Toronto Life Magazine Lionizes Islamist Agent

2016-03-23

My comments about a recent article in the magazine Toronto Life lionizing Zunera Ishaq who became famous for winning the legal “right” to wear her niqab at her Canadian citizenship ceremony.

Sommaire en français Ma réponse à un texte, paru récemment dans la revue Toronto Life, dans lequel Zunera Ishaq, célèbre pour avoir gagné le « droit » de porter son niqab lors de sa cérémonie de citoyenneté canadienne, est encensée.

Lauren McKeon’s Toronto Life article “Zunera’s War” is typical of the air-headed attitude towards religious fanaticism, especially the Islamist variety, which is currently in fashion, especially since the election of that poster boy for complacency, Justin Trudeau.

McKeon focuses greatly on the personal details of Zunera Ishaq’s life in order to lionize her. This strategy is superficially effective, but it is ultimately facile. Heart-warming anecdotes and cute details of day-to-day life could be used to make anyone, even supporters of the most egregiously backward socio-political movements, look sympathetic.

McKeon completely ignores the most salient facet of Ishaq’s case: that Ishaq is a legal jihadist, that is, she uses legal means to promote an Islamist agenda. Of course this is far less dangerous than violent jihadism. We are lucky that Ishaq uses lawyers, not guns or bombs, to further her ends. But she remains dangerous nevertheless because her ends, her goals, are to trivialize symbols—such as the niqab—of an extremely retrograde ideology, to make such accoutrements commonplace and “normal” in Canadian society, so that ultimately the ideas which underlie such symbols become mainstream and acceptable.

Islamism, the ideology which Ishaq promotes—at least implicitly—via her personal legal jihad, is far to the political right of fundamentalist Christian supporters of the Conservative Party, […]

Political theorists may debate whether or not Islamism—i.e. political Islam—corresponds to a coherent definition of “fascism.” However, whatever conclusion they may reach, one thing is certain: Islamism, the ideology which Ishaq promotes—at least implicitly—via her personal legal jihad, is far to the political right of fundamentalist Christian supporters of the Conservative Party, far to the right of Donald Trump, far to the right of the Front National (FN) in France or Pegida in Germany, far to the right of Mussolini or Pinochet or just about any other disgusting dictator one can name. Recently FN leader Marine Le Pen visited Quebec and was generally shunned and treated as a pariah. But Ishaq, whose ideology is far worse than Le Pen’s, is celebrated by fools too cowardly to acknowledge the reprehensible nature of her activism.

McKeon’s article makes a big deal of the idea that Ishaq is not some blushing wallflower, i.e. she is not a female victim being manipulated by controlling males off-stage. If this is true, then that simply deepens her guilt, and the foolishness of people like Trudeau, Mulcair and McKeon who enable her jihad. If she is acting on her own initiative and fully mindful of the consequences of her actions, then she is not just objectively reactionary, indeed she is consciously and deliberately a reactionary political activist, an active agent of extreme right-wing misogyny.

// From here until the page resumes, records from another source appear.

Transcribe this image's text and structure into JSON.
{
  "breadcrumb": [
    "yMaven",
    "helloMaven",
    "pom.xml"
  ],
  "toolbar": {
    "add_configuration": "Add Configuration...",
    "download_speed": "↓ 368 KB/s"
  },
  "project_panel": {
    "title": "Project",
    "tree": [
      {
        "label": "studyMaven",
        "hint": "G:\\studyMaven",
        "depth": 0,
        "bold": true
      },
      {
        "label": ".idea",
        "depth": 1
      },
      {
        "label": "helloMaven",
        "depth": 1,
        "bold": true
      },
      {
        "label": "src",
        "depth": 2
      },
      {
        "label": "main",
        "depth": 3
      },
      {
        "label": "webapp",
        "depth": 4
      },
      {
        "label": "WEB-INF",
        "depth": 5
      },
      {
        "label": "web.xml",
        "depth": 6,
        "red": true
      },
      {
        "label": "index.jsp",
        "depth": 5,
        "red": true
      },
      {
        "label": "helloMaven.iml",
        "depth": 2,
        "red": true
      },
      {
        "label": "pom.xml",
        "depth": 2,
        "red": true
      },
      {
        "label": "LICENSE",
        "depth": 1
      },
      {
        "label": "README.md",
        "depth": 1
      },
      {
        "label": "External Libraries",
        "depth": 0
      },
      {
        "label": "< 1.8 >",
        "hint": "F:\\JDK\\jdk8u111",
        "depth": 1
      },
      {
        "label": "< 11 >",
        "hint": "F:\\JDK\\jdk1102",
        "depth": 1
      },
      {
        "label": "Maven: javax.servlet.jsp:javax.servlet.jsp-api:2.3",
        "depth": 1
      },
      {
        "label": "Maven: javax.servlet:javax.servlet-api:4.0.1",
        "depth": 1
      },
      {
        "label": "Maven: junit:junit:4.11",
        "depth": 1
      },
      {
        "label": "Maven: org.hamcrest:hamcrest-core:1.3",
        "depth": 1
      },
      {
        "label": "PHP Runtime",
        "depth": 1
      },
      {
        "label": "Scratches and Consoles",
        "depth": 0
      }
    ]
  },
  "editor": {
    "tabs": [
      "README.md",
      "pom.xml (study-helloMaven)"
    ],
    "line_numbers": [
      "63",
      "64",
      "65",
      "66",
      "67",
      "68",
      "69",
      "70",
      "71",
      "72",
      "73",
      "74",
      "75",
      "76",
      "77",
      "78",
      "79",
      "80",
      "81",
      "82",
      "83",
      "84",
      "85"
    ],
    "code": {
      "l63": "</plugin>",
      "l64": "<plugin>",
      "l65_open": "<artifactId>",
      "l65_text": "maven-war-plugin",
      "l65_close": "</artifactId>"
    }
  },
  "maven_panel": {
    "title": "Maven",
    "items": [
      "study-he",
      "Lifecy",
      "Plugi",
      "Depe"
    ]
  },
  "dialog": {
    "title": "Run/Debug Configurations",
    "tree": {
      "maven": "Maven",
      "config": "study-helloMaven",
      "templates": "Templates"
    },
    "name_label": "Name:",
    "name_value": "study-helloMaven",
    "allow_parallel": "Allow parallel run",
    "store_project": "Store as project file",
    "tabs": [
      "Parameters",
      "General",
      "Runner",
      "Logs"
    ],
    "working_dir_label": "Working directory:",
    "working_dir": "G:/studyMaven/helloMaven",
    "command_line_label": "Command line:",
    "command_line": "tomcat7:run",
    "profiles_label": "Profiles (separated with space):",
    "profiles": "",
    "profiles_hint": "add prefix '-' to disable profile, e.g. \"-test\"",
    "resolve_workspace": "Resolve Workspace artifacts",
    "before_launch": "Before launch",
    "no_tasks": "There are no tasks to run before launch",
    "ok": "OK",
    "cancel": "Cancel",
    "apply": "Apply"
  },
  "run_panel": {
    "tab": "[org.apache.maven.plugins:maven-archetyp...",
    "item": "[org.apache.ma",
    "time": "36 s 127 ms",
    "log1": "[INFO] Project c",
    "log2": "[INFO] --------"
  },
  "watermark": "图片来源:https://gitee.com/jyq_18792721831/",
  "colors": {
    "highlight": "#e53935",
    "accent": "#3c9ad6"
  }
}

Ironically, McKeon does mention, but only in passing, the main legal issue which needs to be tackled to return Canada to sanity by not allowing religious fanatics to impose their nonsense during official ceremonies. She writes: “If religious freedom was such a tenet of Canadian society, she thought, then why couldn’t she practise her religion as she was becoming a citizen?” The problem, as anyone who has read attentively the Citizenship Act, the Preamble to the constitution or the Criminal Code (in particular the “Blasphemous Libel” section and the religious exception in the “Hate Propaganda” sections) can tell you, is that Canadian law gives undue priority to freedom of religion to the detriment of other freedoms. Indeed, freedom of religion should not be considered a fundamental freedom. Rather it is freedom of conscience which is fundamental, and it subsumes both freedom of religion and freedom FROM religion. The latter is compromised if we give precedence to the former.

As for Ishaq, she should be told in no uncertain terms that she may wear her silly niqab in her private life. But if she wishes to participate in public affairs—such as a citizenship ceremony—then she needs to act like a human being and show her face.